È in nome e a partire da questa sensibilità, da questa capacità di guardare alla complessità, animata, tra le tante cose, da una passione per le parole difficili, come ricorda nel suo bel libro di memorie, nel suo memoir “Il tempo del secolo”, a partire da questo, nel suo lavoro parlamentare e nella relazione tra il lavoro parlamentare e i movimenti (che, in quegli anni, occupavano la scena mondiale, in particolare, il movimento dei movimenti; ricordo Elettra Deiana, al mio fianco, al nostro fianco, nelle strade di Genova, durante i giorni del G8 nel 2001, quando, a mani alzate, veniva travolta da un’immotivata carica della Polizia, in una piazza fatta di pacifisti e pacifiste a mani alzate), e nel rapporto con quei movimenti, impegnò le sue energie intellettuali e politiche e, insieme, il pensiero e la pratica, l’atto politico di costruzione di un cambiamento quotidiano per decostruire, nella sua attenzione pacifista, il racconto avvelenato che accompagnava le guerre che avrebbero contribuito a ridefinire l’ordine mondiale: la guerra globale permanente – lo ha ricordato lei -, la guerra preventiva, la guerra di civiltà.

Parole che fecero irruzione, in quell’alba del secolo, nel dibattito pubblico, facendo strame del diritto internazionale. Quante volte mi ripeteva, ci ripeteva, nelle occasioni di confronto e di relazione collettiva, quanto l’attenzione al diritto (e qui torna l’attenzione e la passione per la dimensione delle istituzioni come strumento di garanzia del vivere civile, della qualità della democrazia), quanto mettere in discussione quelle categorie fosse assai pericoloso, oltre che elemento in grado di avvelenare il discorso pubblico.

Sulla guerra di civiltà, che torna anche oggi, di fronte all’ennesima guerra che attraversa, in questo caso, il cuore dell’Europa, anche oggi, di fronte alla guerra in Ucraina e, soprattutto, al dibattito che accompagna il modo con cui ci misuriamo con quella vicenda drammatica, Elettra avrebbe alzato la voce, come faceva lei, irriverente di fronte a qualsiasi autorità che fosse quella interna alla sua comunità politica o quella collocata in qualsiasi altrove.

Avrebbe alzato la voce per ricordarci quanto quella narrazione contribuiva a distorcere la lettura del mondo, a renderlo più opaco, meno comprensibile, a fare dell’altro l’oggetto di un nemico, a prescindere dalla capacità di leggere le ragioni che muovevano gli interessi del mondo.

Elettra è stata, come ho detto, una pensatrice femminista.

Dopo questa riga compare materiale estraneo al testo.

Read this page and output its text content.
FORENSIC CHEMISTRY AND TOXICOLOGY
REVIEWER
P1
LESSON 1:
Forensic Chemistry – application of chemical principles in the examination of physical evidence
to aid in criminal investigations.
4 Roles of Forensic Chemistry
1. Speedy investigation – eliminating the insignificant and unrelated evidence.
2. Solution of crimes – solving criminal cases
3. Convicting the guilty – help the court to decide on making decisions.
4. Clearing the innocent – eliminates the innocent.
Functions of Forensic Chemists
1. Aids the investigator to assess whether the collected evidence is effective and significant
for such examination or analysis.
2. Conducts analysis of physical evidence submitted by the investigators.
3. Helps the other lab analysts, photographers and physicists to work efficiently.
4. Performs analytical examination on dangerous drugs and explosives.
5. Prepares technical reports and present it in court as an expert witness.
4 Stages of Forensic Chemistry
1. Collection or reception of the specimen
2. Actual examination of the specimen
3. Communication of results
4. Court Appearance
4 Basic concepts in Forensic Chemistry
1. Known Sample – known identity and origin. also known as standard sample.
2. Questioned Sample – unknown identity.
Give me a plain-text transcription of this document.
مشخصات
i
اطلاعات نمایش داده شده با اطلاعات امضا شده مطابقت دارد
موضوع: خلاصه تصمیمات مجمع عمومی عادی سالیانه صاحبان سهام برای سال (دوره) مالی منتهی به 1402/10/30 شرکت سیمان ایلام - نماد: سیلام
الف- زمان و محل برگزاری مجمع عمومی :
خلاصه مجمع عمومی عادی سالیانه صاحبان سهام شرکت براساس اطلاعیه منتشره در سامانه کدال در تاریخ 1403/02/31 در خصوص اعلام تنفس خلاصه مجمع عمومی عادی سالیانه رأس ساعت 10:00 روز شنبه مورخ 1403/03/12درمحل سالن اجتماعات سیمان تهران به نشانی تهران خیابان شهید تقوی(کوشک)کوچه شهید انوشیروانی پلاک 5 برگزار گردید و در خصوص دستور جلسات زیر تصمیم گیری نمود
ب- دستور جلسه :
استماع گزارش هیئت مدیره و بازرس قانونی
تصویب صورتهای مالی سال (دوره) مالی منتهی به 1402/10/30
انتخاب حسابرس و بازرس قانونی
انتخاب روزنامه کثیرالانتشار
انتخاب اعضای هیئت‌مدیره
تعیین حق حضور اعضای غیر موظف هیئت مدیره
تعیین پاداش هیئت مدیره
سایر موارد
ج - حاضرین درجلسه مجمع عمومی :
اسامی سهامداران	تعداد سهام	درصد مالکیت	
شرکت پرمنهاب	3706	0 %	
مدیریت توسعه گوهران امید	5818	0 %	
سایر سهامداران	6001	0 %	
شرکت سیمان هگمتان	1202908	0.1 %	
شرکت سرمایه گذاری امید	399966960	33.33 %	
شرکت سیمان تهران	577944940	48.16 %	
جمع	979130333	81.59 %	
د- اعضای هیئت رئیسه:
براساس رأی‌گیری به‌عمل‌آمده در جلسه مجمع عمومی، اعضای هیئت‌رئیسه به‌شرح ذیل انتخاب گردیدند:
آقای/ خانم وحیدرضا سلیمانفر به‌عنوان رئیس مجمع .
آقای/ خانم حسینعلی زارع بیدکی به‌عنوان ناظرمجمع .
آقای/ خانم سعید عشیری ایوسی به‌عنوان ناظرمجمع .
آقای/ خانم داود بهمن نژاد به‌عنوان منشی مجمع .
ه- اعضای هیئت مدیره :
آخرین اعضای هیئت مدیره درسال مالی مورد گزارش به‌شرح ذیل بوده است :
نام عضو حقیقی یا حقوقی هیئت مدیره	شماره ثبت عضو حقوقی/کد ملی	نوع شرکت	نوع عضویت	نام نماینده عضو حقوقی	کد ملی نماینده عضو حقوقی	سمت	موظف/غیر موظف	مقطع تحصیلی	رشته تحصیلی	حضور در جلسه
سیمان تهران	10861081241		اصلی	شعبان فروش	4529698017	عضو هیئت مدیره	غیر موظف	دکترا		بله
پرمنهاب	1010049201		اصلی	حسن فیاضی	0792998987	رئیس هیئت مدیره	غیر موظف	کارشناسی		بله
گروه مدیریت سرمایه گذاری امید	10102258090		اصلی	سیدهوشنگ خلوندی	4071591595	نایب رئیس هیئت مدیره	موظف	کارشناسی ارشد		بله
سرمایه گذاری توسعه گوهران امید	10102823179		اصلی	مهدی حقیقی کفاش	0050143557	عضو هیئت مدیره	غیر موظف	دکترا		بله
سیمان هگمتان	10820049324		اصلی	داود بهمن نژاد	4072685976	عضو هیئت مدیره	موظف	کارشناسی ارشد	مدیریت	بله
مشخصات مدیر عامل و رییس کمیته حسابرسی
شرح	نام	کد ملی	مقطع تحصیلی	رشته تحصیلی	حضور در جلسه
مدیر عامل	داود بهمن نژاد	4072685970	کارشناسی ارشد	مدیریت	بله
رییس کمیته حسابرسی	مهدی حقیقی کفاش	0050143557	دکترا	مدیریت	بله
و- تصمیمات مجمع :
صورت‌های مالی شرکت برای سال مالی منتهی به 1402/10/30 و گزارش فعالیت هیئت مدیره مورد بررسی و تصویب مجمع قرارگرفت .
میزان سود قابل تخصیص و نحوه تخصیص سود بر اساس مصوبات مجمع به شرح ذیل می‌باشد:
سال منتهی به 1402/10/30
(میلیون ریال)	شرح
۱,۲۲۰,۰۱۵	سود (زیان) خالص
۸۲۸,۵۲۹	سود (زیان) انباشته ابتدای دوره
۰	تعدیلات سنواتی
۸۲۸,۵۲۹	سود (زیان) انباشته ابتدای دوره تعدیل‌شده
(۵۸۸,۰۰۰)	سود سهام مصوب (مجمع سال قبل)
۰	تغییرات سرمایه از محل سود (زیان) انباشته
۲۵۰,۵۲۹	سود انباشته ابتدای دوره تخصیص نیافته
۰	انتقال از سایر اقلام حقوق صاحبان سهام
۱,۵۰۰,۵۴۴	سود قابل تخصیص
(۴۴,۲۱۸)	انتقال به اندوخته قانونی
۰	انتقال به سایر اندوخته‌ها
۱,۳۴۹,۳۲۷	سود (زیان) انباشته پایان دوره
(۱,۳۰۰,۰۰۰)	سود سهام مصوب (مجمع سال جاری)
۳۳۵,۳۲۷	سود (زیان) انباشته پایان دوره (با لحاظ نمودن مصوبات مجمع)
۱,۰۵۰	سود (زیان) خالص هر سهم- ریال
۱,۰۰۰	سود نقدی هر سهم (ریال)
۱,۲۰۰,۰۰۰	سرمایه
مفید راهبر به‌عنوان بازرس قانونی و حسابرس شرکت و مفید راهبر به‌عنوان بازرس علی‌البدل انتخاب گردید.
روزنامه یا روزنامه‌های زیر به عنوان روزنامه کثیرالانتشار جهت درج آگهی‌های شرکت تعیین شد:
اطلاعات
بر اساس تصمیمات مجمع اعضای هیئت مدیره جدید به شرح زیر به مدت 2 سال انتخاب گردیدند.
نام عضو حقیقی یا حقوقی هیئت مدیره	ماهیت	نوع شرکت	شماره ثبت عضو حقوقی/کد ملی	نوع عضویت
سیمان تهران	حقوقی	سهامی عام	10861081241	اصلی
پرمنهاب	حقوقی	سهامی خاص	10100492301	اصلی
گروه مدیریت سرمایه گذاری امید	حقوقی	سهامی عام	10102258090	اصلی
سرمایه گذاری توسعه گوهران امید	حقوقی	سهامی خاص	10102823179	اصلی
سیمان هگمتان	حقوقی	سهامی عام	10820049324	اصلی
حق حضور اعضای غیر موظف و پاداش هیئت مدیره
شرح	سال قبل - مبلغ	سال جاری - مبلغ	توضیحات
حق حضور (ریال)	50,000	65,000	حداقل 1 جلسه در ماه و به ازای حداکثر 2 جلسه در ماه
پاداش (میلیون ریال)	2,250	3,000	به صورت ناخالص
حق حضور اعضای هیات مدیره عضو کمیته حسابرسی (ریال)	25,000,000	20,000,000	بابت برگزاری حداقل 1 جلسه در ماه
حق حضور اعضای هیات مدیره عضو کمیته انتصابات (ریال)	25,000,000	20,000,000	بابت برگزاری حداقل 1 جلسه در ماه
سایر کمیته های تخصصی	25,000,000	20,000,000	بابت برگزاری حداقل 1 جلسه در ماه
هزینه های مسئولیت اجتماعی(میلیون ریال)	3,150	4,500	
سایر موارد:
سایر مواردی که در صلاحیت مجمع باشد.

Ha insegnato a me, a tanti e tante della mia generazione, nella nostra comune militanza politica, l’importanza di quel punto di vista e della capacità conflittuale di esercitarlo.

Non è mai stato, il suo, un femminismo fatto di autocompiacimento, fatto di parole come quelle che, talvolta, diciamo la verità, ascoltiamo anche durante le celebrazioni di quest’Aula, come quelle che abbiamo talvolta ascoltato anche questa mattina. Non è il femminismo che pensa alla donna come un soggetto fragile, di cui prendersi cura. È un femminismo, invece, costruito a partire dalla capacità delle donne di farsi soggetto collettivo della trasformazione del mondo.

Elettra – e ho concluso, signor Presidente – è stata preziosa. Preziosa per chi l’ha conosciuta, per chi le ha voluto bene, per chi ha potuto con lei scambiare quella forma di confronto, che chi ha avuto la fortuna di avere ricorda e non può dimenticare, un confronto sempre incalzante.

Elettra non faceva mai sconti a nessuno quando era convinta che ci fosse un’urgenza di cui discutere e su cui confrontarsi. Elettra è stata preziosa ed è per questo che oggi manca a noi, che le abbiamo voluto così bene, così tanto, ma manca anche al dibattito e alla qualità del dibattito di questo Paese. Era tanto preoccupata per la qualità della democrazia, per il bisogno di difenderne le ragioni, di difenderne il quadro di riferimento.

Noi, per quel che possiamo, cercheremo, senza certamente riuscirci come avremmo voluto e dovuto, di continuare il suo lavoro e di prendere da lei le tante cose belle che ci ha insegnato e lasciato (Applausi).